Peter Pett's Commentary on the Bible
Psalms 18:25-27
He Declares That What A Man Sows He Will Reap (Psalms 18:25).
David was confident that righteousness must triumph simply because of what God is. Like him we too can know that He is and that He is a rewarder of those who diligently seek Him.
‘With the merciful you will show yourself merciful,
With the irreproachable man you will show yourself irreproachable,
With the pure you will show yourself pure,
And with the wayward you will show yourself perverse.'
He looks to God and declares that in the end He will respond to what men are. Man looks at the outward appearance, but God sees the heart. All men essentially choose the way in which they will walk, they choose their attitudes and what they set their hearts on. They choose whether they will seek God and serve Him, or whether they will be perverse and wayward. And God sees and responds to what they are.

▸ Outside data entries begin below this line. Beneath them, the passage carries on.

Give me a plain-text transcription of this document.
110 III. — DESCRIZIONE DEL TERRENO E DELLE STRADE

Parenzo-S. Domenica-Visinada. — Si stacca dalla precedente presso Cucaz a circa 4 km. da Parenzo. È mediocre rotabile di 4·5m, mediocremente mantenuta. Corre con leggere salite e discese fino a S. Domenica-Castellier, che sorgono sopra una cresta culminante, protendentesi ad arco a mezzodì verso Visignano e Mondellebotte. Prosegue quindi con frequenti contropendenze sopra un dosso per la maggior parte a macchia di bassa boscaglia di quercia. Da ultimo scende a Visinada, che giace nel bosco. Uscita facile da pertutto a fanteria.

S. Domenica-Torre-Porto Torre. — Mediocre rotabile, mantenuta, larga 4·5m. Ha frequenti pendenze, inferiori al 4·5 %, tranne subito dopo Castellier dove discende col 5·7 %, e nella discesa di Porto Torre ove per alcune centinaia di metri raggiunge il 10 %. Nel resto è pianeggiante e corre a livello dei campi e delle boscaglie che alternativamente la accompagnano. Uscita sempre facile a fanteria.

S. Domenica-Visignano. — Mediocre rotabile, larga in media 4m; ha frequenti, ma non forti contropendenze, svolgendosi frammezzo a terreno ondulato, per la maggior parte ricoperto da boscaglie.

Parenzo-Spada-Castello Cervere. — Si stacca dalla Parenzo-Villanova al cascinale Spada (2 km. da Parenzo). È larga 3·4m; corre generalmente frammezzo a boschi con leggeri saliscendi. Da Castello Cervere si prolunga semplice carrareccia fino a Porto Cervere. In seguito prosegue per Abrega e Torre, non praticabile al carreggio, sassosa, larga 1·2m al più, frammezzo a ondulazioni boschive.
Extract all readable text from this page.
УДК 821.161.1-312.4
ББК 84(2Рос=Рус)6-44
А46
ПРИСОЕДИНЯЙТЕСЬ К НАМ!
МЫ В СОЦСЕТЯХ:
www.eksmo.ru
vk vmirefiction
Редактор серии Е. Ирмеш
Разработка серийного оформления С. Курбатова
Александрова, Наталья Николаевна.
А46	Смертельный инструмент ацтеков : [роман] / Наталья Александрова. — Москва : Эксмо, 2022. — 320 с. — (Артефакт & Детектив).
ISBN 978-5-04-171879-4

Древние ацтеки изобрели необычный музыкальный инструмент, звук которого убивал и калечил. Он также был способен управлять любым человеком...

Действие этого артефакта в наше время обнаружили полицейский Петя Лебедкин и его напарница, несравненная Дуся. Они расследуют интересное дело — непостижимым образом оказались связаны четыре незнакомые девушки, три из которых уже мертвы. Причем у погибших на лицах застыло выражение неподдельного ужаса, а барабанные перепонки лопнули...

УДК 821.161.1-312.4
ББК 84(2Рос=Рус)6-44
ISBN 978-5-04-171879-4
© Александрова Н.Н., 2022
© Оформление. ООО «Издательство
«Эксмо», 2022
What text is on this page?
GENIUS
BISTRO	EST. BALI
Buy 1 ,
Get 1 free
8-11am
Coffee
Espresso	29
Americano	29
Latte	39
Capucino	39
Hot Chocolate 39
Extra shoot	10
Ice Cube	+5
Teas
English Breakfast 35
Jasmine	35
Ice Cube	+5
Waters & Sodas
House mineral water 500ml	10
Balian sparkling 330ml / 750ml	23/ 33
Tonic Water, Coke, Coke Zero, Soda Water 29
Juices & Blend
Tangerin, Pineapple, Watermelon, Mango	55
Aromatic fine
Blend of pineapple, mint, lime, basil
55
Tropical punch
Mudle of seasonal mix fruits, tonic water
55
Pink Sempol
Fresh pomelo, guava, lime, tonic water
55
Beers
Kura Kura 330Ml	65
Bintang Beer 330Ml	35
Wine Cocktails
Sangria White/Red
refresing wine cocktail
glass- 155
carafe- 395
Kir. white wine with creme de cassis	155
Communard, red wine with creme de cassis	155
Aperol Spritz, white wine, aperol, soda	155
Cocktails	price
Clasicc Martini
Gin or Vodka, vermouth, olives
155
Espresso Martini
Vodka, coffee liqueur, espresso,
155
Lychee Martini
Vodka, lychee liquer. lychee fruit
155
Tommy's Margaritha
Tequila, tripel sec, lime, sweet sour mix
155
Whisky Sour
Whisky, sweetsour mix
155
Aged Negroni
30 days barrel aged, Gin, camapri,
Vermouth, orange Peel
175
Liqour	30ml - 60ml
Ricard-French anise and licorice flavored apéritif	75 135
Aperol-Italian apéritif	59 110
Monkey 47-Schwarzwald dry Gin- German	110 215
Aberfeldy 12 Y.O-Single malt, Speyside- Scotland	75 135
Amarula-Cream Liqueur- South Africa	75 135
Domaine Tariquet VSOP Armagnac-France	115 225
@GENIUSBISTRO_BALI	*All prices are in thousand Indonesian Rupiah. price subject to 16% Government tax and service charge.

This is the picture of the ideal. David is not claiming to be sinless. He knows he has at times fallen short. But he is expecting God to be merciful to him, as he seeks to be merciful to others, to behave irreproachably towards him as he seeks to live an irreproachable life, to behave with purity towards him as he strives to keep himself pure. All this is apparent also from his other psalms. He knew as most of us do the periods of darkness and doubt, of self reproach, and deep conviction of sin. But he also knew what it was to rise above it and set his heart on God. And he knew that a true walk with God involved mercy, and irreproachability, and purity, made possible by God's grace, and that to such God would respond.
This is, of course, looking from the manward side. Men are revealed by how they behave. By their fruits they will be known. If a man walks with God his life will reveal it.
And the contrary side is that ‘with the wayward you will show yourself perverse'. Not for David the idea that God will overlook sin in all. Those who are wayward in respect of God's ways must expect God to behave waywardly with them (Leviticus 26:23; Isaiah 29:9; Proverbs 3:34).
‘For you will save the afflicted people,
But the haughty eyes you will bring down.'
But he did not doubt that these hopes required the grace and power of God exercised on his behalf. It is God Who will save the afflicted people, and will bring down the haughty. In the end all is of God. The afflicted people are the humble and needy, those whom the world treats badly, those who face the struggles of life, and are aware of their need, and who in their need seek God. And David knows that God will step in to deliver such, and he sees himself as one of them. He puts on no great airs. He is humble before God. Without Him he knows that there is no hope. But the haughty, those who are self-seeking and seek to put God in His place, will discover that in the end they are brought down. For God is over all.